Vaccination Reading for April 18, 2021

An artist’s rendition of a potential pan-coronavirus vaccine

I read Jon Cohen’s article, “Vaccines that can protect against many coronaviruses could prevent another pandemic” on the American Association for the Advancement of Science website. The article gets into the nitty-gritty of vaccine development. It focuses on the work of the international nonprofit Coalition for Epidemic Preparedness Innovations (CEPI) to develop a vaccine that would protect against a wide range of coronaviruses. The image above shows a gray nanoparticle carrier with different spike proteins that educate human immune systems against different kinds of coronaviruses, including the beta family of coronaviruses that included COVID (SARS-CoV-2) and Middle East Respiratory Syndrome (MERS).

In looking at per capita vaccination rates on the website Our World in Data, some countries are far ahead of others. As we’ve been reading in the news, Israel is the world leader with 119 doses administered per 100 people. I guess that means that everyone received one dose and now they are moving to the second dose for all citizens. The UK and US are in the next tier with 61 and 59 respectively. Other countries of interest to TIS are Canada and the EU (24), Turkey (23) China (13) Russia (10) India (8) and Australia (5). The site has data on Uzbekistan, coming in at 0.77 doses administered per 100 inhabitants.

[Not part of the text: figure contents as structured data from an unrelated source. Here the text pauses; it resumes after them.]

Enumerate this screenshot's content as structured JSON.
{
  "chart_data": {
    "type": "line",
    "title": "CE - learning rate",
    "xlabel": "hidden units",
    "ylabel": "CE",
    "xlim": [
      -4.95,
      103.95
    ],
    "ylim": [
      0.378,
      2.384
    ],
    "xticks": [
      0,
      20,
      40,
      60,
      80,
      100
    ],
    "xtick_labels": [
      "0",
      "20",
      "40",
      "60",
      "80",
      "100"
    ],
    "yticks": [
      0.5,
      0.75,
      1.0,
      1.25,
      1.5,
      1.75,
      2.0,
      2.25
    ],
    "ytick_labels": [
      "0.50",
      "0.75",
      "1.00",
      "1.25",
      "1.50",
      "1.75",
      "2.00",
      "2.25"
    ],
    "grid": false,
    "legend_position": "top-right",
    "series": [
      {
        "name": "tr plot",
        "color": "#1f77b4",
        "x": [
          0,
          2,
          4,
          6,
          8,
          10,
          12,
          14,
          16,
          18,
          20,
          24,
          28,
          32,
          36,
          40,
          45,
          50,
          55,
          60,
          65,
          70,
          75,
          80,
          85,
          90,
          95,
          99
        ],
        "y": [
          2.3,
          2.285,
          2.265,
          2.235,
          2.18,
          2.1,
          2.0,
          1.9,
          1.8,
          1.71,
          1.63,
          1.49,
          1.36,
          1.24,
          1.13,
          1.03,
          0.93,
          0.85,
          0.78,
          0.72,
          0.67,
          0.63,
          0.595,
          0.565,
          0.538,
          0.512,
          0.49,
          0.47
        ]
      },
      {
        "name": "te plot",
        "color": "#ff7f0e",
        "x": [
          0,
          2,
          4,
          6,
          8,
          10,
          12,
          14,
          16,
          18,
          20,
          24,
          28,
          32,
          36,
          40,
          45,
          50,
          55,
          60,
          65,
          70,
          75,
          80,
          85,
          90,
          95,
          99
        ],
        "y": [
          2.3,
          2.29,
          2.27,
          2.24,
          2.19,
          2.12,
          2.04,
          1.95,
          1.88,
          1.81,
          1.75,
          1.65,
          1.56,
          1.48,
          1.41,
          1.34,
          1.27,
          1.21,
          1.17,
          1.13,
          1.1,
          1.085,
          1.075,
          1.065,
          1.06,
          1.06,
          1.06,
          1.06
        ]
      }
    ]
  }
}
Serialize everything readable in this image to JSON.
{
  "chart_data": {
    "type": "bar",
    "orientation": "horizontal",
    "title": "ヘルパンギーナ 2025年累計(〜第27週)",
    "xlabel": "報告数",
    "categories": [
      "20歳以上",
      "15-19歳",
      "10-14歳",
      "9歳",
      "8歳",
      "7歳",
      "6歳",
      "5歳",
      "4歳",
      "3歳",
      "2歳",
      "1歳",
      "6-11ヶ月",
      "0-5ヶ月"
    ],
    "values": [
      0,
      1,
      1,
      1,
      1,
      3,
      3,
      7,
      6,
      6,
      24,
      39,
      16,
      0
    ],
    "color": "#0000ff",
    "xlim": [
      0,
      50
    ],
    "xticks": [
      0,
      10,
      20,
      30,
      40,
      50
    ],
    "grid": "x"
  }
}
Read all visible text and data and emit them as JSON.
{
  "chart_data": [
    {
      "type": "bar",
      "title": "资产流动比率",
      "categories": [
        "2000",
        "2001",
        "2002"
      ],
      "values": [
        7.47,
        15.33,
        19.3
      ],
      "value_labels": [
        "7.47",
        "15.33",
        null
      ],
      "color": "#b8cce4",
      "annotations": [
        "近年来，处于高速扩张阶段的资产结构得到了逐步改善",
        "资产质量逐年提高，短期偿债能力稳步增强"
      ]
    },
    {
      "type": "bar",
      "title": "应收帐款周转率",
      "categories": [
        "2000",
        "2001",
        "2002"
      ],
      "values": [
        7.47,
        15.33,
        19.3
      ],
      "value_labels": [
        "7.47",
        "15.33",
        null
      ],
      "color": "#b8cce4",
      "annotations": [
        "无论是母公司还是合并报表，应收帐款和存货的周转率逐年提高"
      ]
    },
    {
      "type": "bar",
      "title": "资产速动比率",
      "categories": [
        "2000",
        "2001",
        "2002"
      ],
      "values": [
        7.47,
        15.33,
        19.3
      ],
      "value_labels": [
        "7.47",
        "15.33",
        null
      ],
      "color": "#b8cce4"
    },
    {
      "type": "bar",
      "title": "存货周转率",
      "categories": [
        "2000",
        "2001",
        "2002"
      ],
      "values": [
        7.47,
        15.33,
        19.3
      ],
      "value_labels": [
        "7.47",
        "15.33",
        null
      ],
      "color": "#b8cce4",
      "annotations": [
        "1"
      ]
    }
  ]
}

The international vaccine available in Uzbekistan is AstraZeneca-Oxford. Insightful articles I found on this vaccine are as follows:

Which vaccine should I take? The answer according to experts is the one available to me. The vaccine most likely to be available to TIS will be the AstraZeneca vaccine. Is AstraZeneca effective? Is AstraZeneca safe? My opinion on it is that it will keep me out of the hospital and alive if I am one of the unlucky people to contract COVID. The chances of serious side effects like blood clotting are “very rare” and according to the data, the chances of me dying from COVID greatly outweigh the chances of me dying from the side effects of the vaccine. Each individual will have to decide for themselves what to do and everyone has their unique personal circumstances. For me as the director of the school, the conversation in the international school world is about developing COVID vaccination policies. It will be fascinating to see the different approaches schools take on the subject. The big questions are balancing individual rights versus community protection, access to vaccines in a diverse community, vaccination databases, etc.